We used the technique of electrorotation to apply steadily increasing external torque to tethered cells of the bacterium Escherichia coli while continuously recording the speed of cell rotation. We found that the bacterial flagellar motor generates constant torque when rotating forward at low speeds and constant but considerably higher torque when rotating backward. At intermediate torques, the motor stalls. The torque-speed relationship is the same in both directional modes of switching motors. Motors forced backward usually break, either suddenly and irreversibly or progressively. Motors broken progressively rotate predominantly at integral multiples of a unitary speed during the course of both breaking and subsequent recovery, as expected if progressive breaking affects individual torque-generating units. Torque is reduced by the same factor at all speeds in partially broken motors, implying that the torque-speed relationship is a property of the individual torque-generating units.

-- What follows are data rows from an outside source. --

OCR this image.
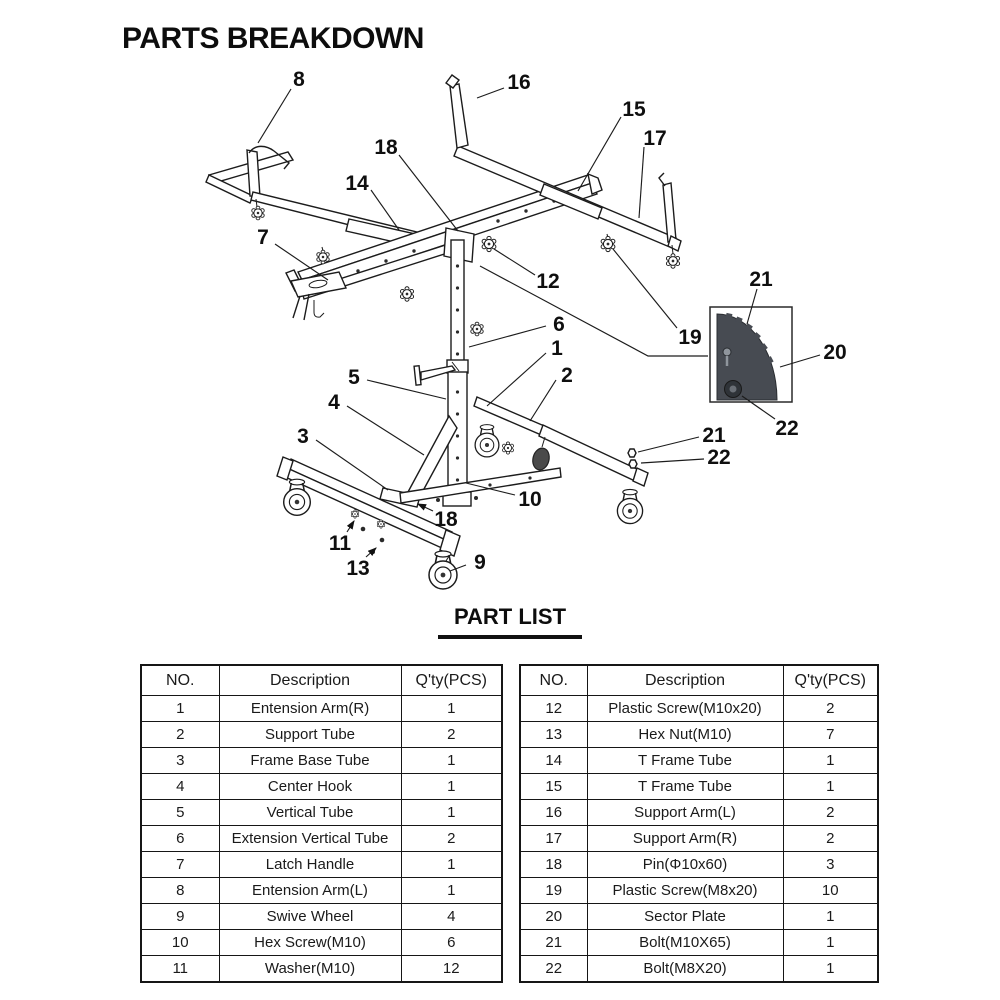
PARTS BREAKDOWN
8	16
15
17
18
14
7
12
19
21
20
22
6
1
2
5
4
3	21
22
10
18
11
13	9
PART LIST
NO.	Description	Q'ty(PCS)
1	Entension Arm(R)	1
2	Support Tube	2
3	Frame Base Tube	1
4	Center Hook	1
5	Vertical Tube	1
6	Extension Vertical Tube	2
7	Latch Handle	1
8	Entension Arm(L)	1
9	Swive Wheel	4
10	Hex Screw(M10)	6
11	Washer(M10)	12
NO.	Description	Q'ty(PCS)
12	Plastic Screw(M10x20)	2
13	Hex Nut(M10)	7
14	T Frame Tube	1
15	T Frame Tube	1
16	Support Arm(L)	2
17	Support Arm(R)	2
18	Pin(Φ10x60)	3
19	Plastic Screw(M8x20)	10
20	Sector Plate	1
21	Bolt(M10X65)	1
22	Bolt(M8X20)	1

Defective escape mutants of HIV.

J Theor Biol 171:4 (1994) 387-395

Authors:

RM Berry, MA Nowak

Abstract:

The virological literature presents two broad types of defective virus mutants that can alter the outcome of viral infection. In some infections, defective interfering particles reduce the replication of wild-type virus and lead to an attenuated or persistent infection. In other cases, very specific and highly pathogenic defective mutants lead to virulent disease in the presence of a much less pathogenic but replication-competent helper virus. Here, we outline the theoretical possibility that defective mutants of HIV, which escape from some of the immune responses directed at the wild-type virus, can have a positive effect on total virus growth in HIV infections. The high error rate of HIV may generate many mutants that have some altered epitope (escape mutants), but at the cost of greatly reduced or completely impaired reproductive abilities. If these mutants retain some ability to impair immune cell function, then the production of such "defective escape" mutants may enhance overall virus reproduction. This will be illustrated by a mathematical model.

Correlated ion flux through parallel pores: application to channel subconductance states.

J Membr Biol 133:1 (1993) 77-84

Authors:

RM Berry, DT Edmonds

Abstract:

Many ion channels that normally gate fully open or shut have recently been observed occasionally to display well-defined subconductance states with conductances much less than those of the fully open channel. One model of this behavior is a channel consisting of several parallel pores with a strong correlation between the flux in each pore such that, normally, they all conduct together but, under special circumstances, the pores may transfer to a state in which only some of them conduct. This paper introduces a general technique for modeling correlated pores, and explores in detail by computer simulation a particular model based upon electric interaction between the pores. Correlation is obtained when the transient electric field of ions passing through the pores acts upon a common set of ionizable residues of the channel protein, causing transient changes in their effective pK and hence in their charged state. The computed properties of such a correlated parallel pore channel with single occupation of each pore are derived and compared to those predicted for a single pore that can contain more than one ion at a time and also to those predicted for a model pore with fluctuating barriers. Experiments that could distinguish between the present and previous models are listed.